How To Thrive In The Future Of Your Work?
I am continuing to explore ideas in Heather McGowan and Chris Shipley's book The Adaptation Advantage: Let Go, Learn Fast, and Thrive in the Future of Work. One of the key messages in the book is that to navigate the future of work, we need to be adaptable and resilient, keeping ourselves free of the constraints of occupational identities. We have to adopt that mindset earlier than we think; it all starts in school.
Who has not asked a child, "What do you want to be when you grow up?" It is a well-meaning question, intended to give a child a sense of purpose and direction. McGowan and Shipley argue that this question causes a different and unintended outcome. Asking a child what they want to be when they grow up traps a person in a fixed identity, hindering personal growth and denying an opportunity for adaptation.
Instead of asking what a child wants to be, we should encourage curiosity and ask what they like to do, what they learned today, and what they find special and interesting. Freeing their imagination lets them see a life full of possibilities. Encouraging curiosity helps children develop their interests and areas of strength, setting them on a path of lifelong learning.
Another problem with today's upbringing is a misleading message that a student should pick a good major and get good grades in order to get a good job in a good industry. First, a vertical career ladder is gone. The romanticized idea of a corporate mailman rising to become the same company's CEO is unrealistic. Second, good grades do not guarantee a good job; neither does a good major, which is a highly subjective construct in the first place.
McGowan and Shipley suggest shifting our focus from pursuing a specific course of study to developing a broad set of skills applicable to a different kind of work. "Defining yourself, your skills, and your knowledge beyond the scope of your job is the first step to thriving in the future of your work," say McGowan and Shipley.
Our identity should not be rigid or static, holding on to the stories of the past. Our self-image can evolve as our lives change and we gain new experiences. We can continue to learn, adapt, and reinvent ourselves over and over again during our lifetime.
McGowan and Shipley caution anyone who has had the same job for five to seven years without making any changes. They urge these individuals, as well as everyone else, to lean into the change, continually update their skills, nurture their network, and continuously assess the market and professional landscape. If people do that, McGowan and Shipley claim that they would have an adaptation advantage.

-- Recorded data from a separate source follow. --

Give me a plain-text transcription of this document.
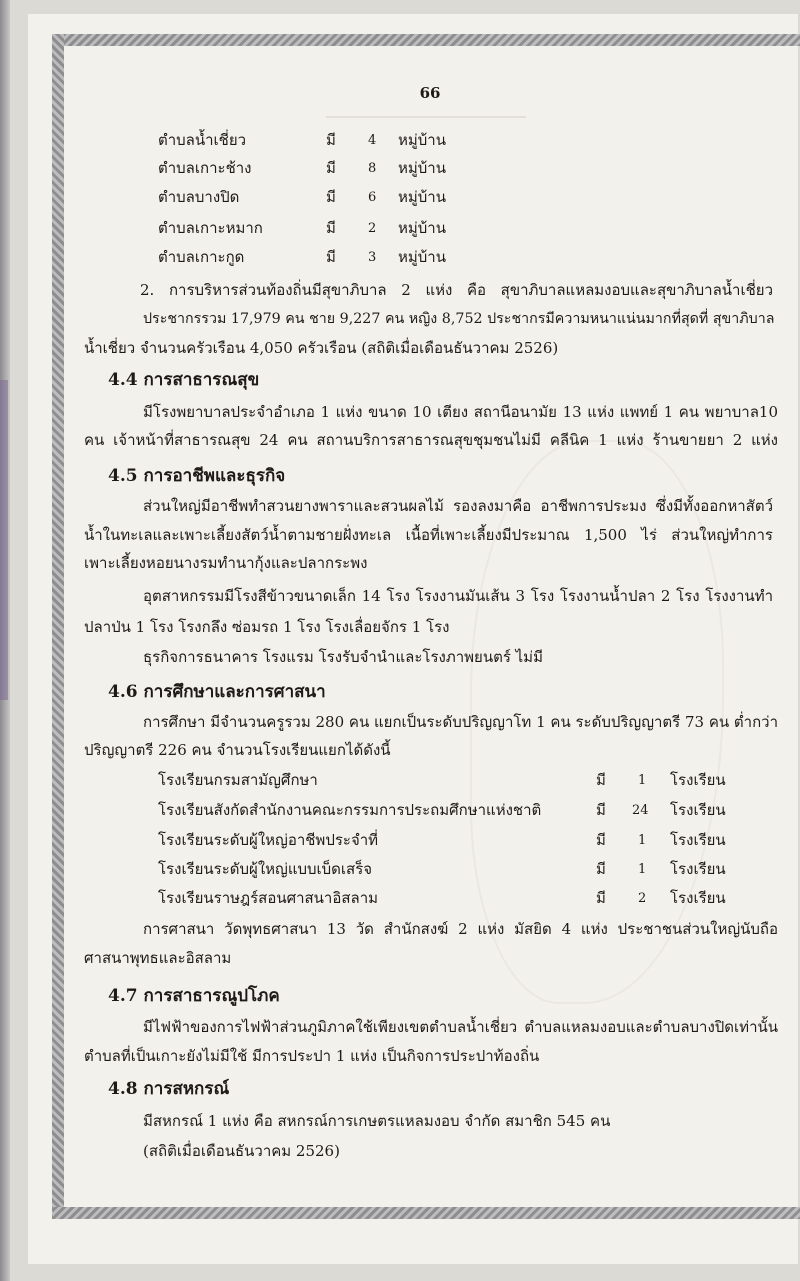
66
ตำบลน้ำเชี่ยว	มี 4 หมู่บ้าน
ตำบลเกาะช้าง	มี 8 หมู่บ้าน
ตำบลบางปิด	มี 6 หมู่บ้าน
ตำบลเกาะหมาก	มี 2 หมู่บ้าน
ตำบลเกาะกูด	มี 3 หมู่บ้าน
2. การบริหารส่วนท้องถิ่นมีสุขาภิบาล 2 แห่ง คือ สุขาภิบาลแหลมงอบและสุขาภิบาลน้ำเชี่ยว
ประชากรรวม 17,979 คน ชาย 9,227 คน หญิง 8,752 ประชากรมีความหนาแน่นมากที่สุดที่ สุขาภิบาล
น้ำเชี่ยว จำนวนครัวเรือน 4,050 ครัวเรือน (สถิติเมื่อเดือนธันวาคม 2526)
4.4 การสาธารณสุข
มีโรงพยาบาลประจำอำเภอ 1 แห่ง ขนาด 10 เตียง สถานีอนามัย 13 แห่ง แพทย์ 1 คน พยาบาล10
คน เจ้าหน้าที่สาธารณสุข 24 คน สถานบริการสาธารณสุขชุมชนไม่มี คลีนิค 1 แห่ง ร้านขายยา 2 แห่ง
4.5 การอาชีพและธุรกิจ
ส่วนใหญ่มีอาชีพทำสวนยางพาราและสวนผลไม้ รองลงมาคือ อาชีพการประมง ซึ่งมีทั้งออกหาสัตว์
น้ำในทะเลและเพาะเลี้ยงสัตว์น้ำตามชายฝั่งทะเล เนื้อที่เพาะเลี้ยงมีประมาณ 1,500 ไร่ ส่วนใหญ่ทำการ
เพาะเลี้ยงหอยนางรมทำนากุ้งและปลากระพง
อุตสาหกรรมมีโรงสีข้าวขนาดเล็ก 14 โรง โรงงานมันเส้น 3 โรง โรงงานน้ำปลา 2 โรง โรงงานทำ
ปลาป่น 1 โรง โรงกลึง ซ่อมรถ 1 โรง โรงเลื่อยจักร 1 โรง
ธุรกิจการธนาคาร โรงแรม โรงรับจำนำและโรงภาพยนตร์ ไม่มี
4.6 การศึกษาและการศาสนา
การศึกษา มีจำนวนครูรวม 280 คน แยกเป็นระดับปริญญาโท 1 คน ระดับปริญญาตรี 73 คน ต่ำกว่า
ปริญญาตรี 226 คน จำนวนโรงเรียนแยกได้ดังนี้
โรงเรียนกรมสามัญศึกษา	มี 1 โรงเรียน
โรงเรียนสังกัดสำนักงานคณะกรรมการประถมศึกษาแห่งชาติ	มี 24 โรงเรียน
โรงเรียนระดับผู้ใหญ่อาชีพประจำที่	มี 1 โรงเรียน
โรงเรียนระดับผู้ใหญ่แบบเบ็ดเสร็จ	มี 1 โรงเรียน
โรงเรียนราษฎร์สอนศาสนาอิสลาม	มี 2 โรงเรียน
การศาสนา วัดพุทธศาสนา 13 วัด สำนักสงฆ์ 2 แห่ง มัสยิด 4 แห่ง ประชาชนส่วนใหญ่นับถือ
ศาสนาพุทธและอิสลาม
4.7 การสาธารณูปโภค
มีไฟฟ้าของการไฟฟ้าส่วนภูมิภาคใช้เพียงเขตตำบลน้ำเชี่ยว ตำบลแหลมงอบและตำบลบางปิดเท่านั้น
ตำบลที่เป็นเกาะยังไม่มีใช้ มีการประปา 1 แห่ง เป็นกิจการประปาท้องถิ่น
4.8 การสหกรณ์
มีสหกรณ์ 1 แห่ง คือ สหกรณ์การเกษตรแหลมงอบ จำกัด สมาชิก 545 คน
(สถิติเมื่อเดือนธันวาคม 2526)
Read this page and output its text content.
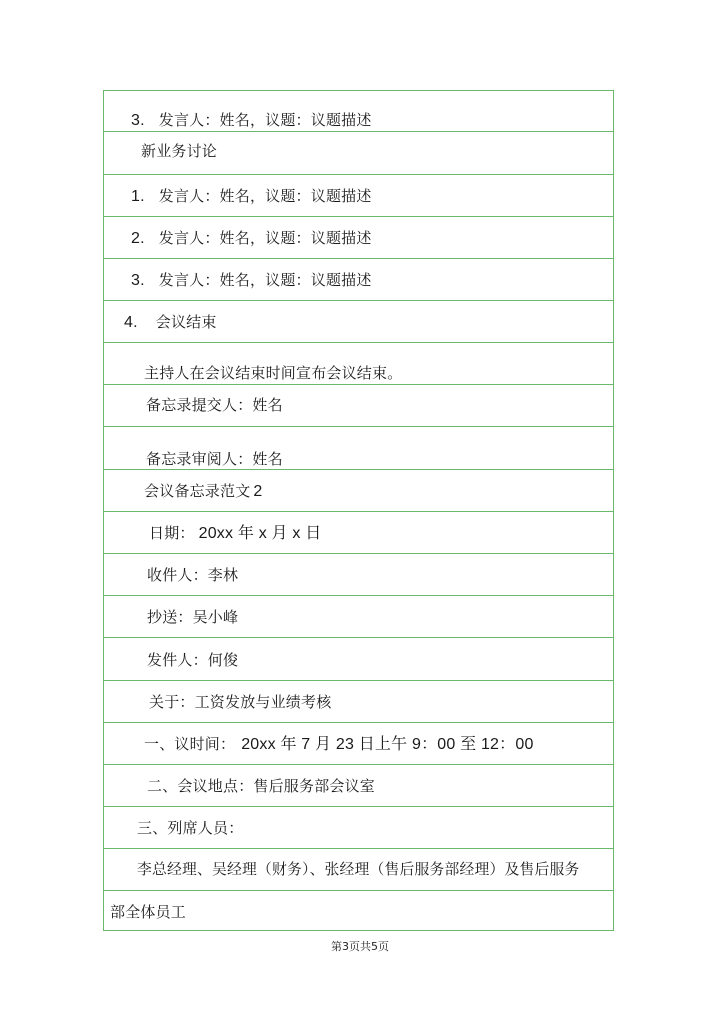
3. 发言人：姓名，议题：议题描述
新业务讨论
1. 发言人：姓名，议题：议题描述
2. 发言人：姓名，议题：议题描述
3. 发言人：姓名，议题：议题描述
4. 会议结束
主持人在会议结束时间宣布会议结束。
备忘录提交人：姓名
备忘录审阅人：姓名
会议备忘录范文 2
日期： 20xx 年 x 月 x 日
收件人：李林
抄送：吴小峰
发件人：何俊
关于：工资发放与业绩考核
一、议时间： 20xx 年 7 月 23 日上午 9：00 至 12：00
二、会议地点：售后服务部会议室
三、列席人员：
李总经理、吴经理（财务）、张经理（售后服务部经理）及售后服务
部全体员工
第3页共5页
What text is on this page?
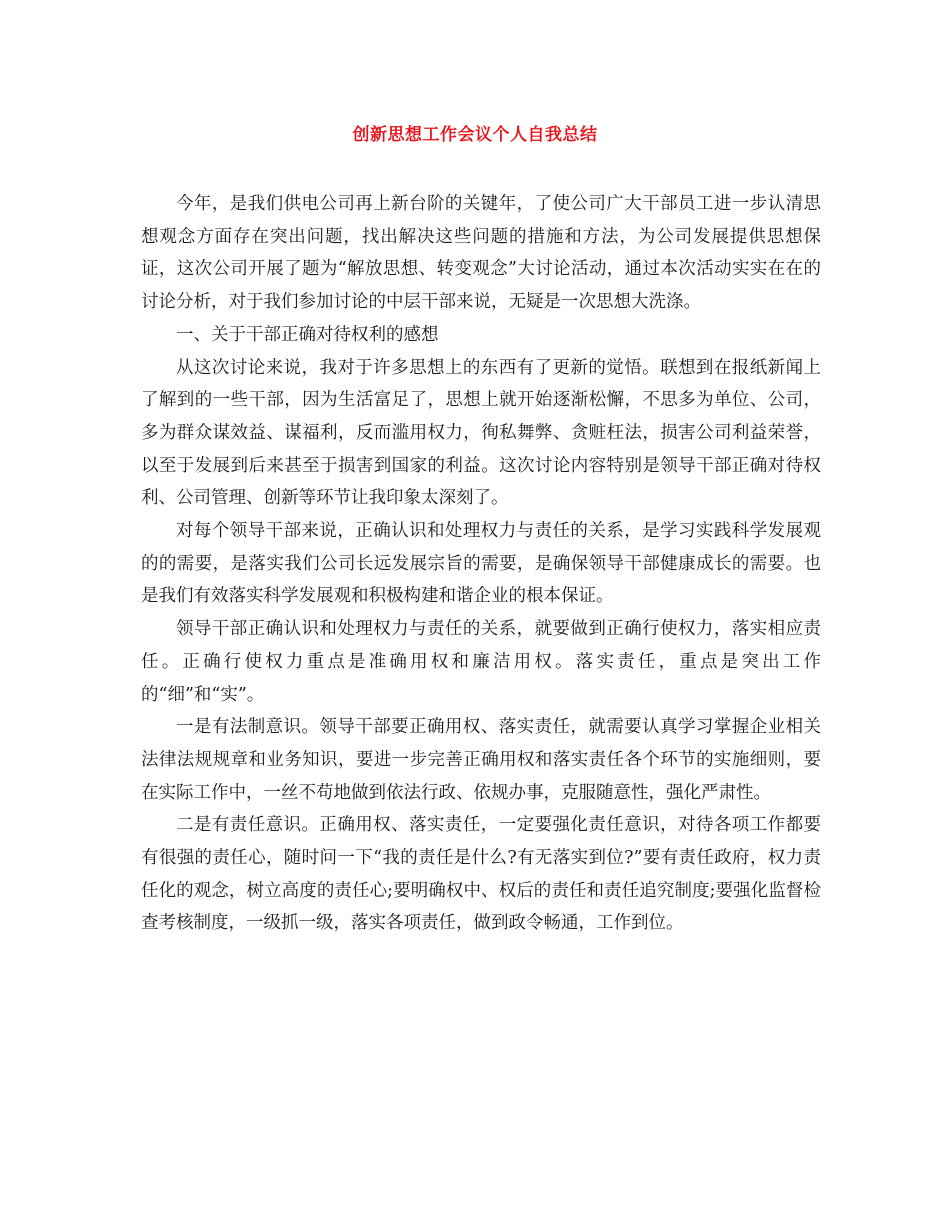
创新思想工作会议个人自我总结

今年，是我们供电公司再上新台阶的关键年，了使公司广大干部员工进一步认清思想观念方面存在突出问题，找出解决这些问题的措施和方法，为公司发展提供思想保证，这次公司开展了题为“解放思想、转变观念”大讨论活动，通过本次活动实实在在的讨论分析，对于我们参加讨论的中层干部来说，无疑是一次思想大洗涤。

一、关于干部正确对待权利的感想

从这次讨论来说，我对于许多思想上的东西有了更新的觉悟。联想到在报纸新闻上了解到的一些干部，因为生活富足了，思想上就开始逐渐松懈，不思多为单位、公司，多为群众谋效益、谋福利，反而滥用权力，徇私舞弊、贪赃枉法，损害公司利益荣誉，以至于发展到后来甚至于损害到国家的利益。这次讨论内容特别是领导干部正确对待权利、公司管理、创新等环节让我印象太深刻了。

对每个领导干部来说，正确认识和处理权力与责任的关系，是学习实践科学发展观的的需要，是落实我们公司长远发展宗旨的需要，是确保领导干部健康成长的需要。也是我们有效落实科学发展观和积极构建和谐企业的根本保证。

领导干部正确认识和处理权力与责任的关系，就要做到正确行使权力，落实相应责任。正确行使权力重点是准确用权和廉洁用权。落实责任，重点是突出工作的“细”和“实”。

一是有法制意识。领导干部要正确用权、落实责任，就需要认真学习掌握企业相关法律法规规章和业务知识，要进一步完善正确用权和落实责任各个环节的实施细则，要在实际工作中，一丝不苟地做到依法行政、依规办事，克服随意性，强化严肃性。

二是有责任意识。正确用权、落实责任，一定要强化责任意识，对待各项工作都要有很强的责任心，随时问一下“我的责任是什么?有无落实到位?”要有责任政府，权力责任化的观念，树立高度的责任心;要明确权中、权后的责任和责任追究制度;要强化监督检查考核制度，一级抓一级，落实各项责任，做到政令畅通，工作到位。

The first step in gaining our adaptation advantage is to define ourselves, our skills, and our knowledge beyond the scope of our jobs. To avoid occupational identity traps, the authors recommend starting with Why. According to the research by the Foundation for Young Australians, students graduating today will make 17 job changes across five different careers over their professional lives. Only 6 percent of adults will be in careers they wanted when they were younger. With that in mind, McGowan and Shipley conclude that we cannot define ourselves by what we do. We must understand why we do it.
Experimentation throughout our lives helps us try out different versions of ourselves and zero in on what matters most to us. As we change over time, we write new chapters "in the book that is your career." This continual state of change is what will allow us to thrive in the future of work. Kate O'Keeffe, founder of Cisco Hyperinnovation Living Labs (CHILL) described the concept of change as follows:
We need to stop thinking about ourselves as forming a finished product and we need to start thinking of ourselves and our careers as a prototype in continual states of change and improvement.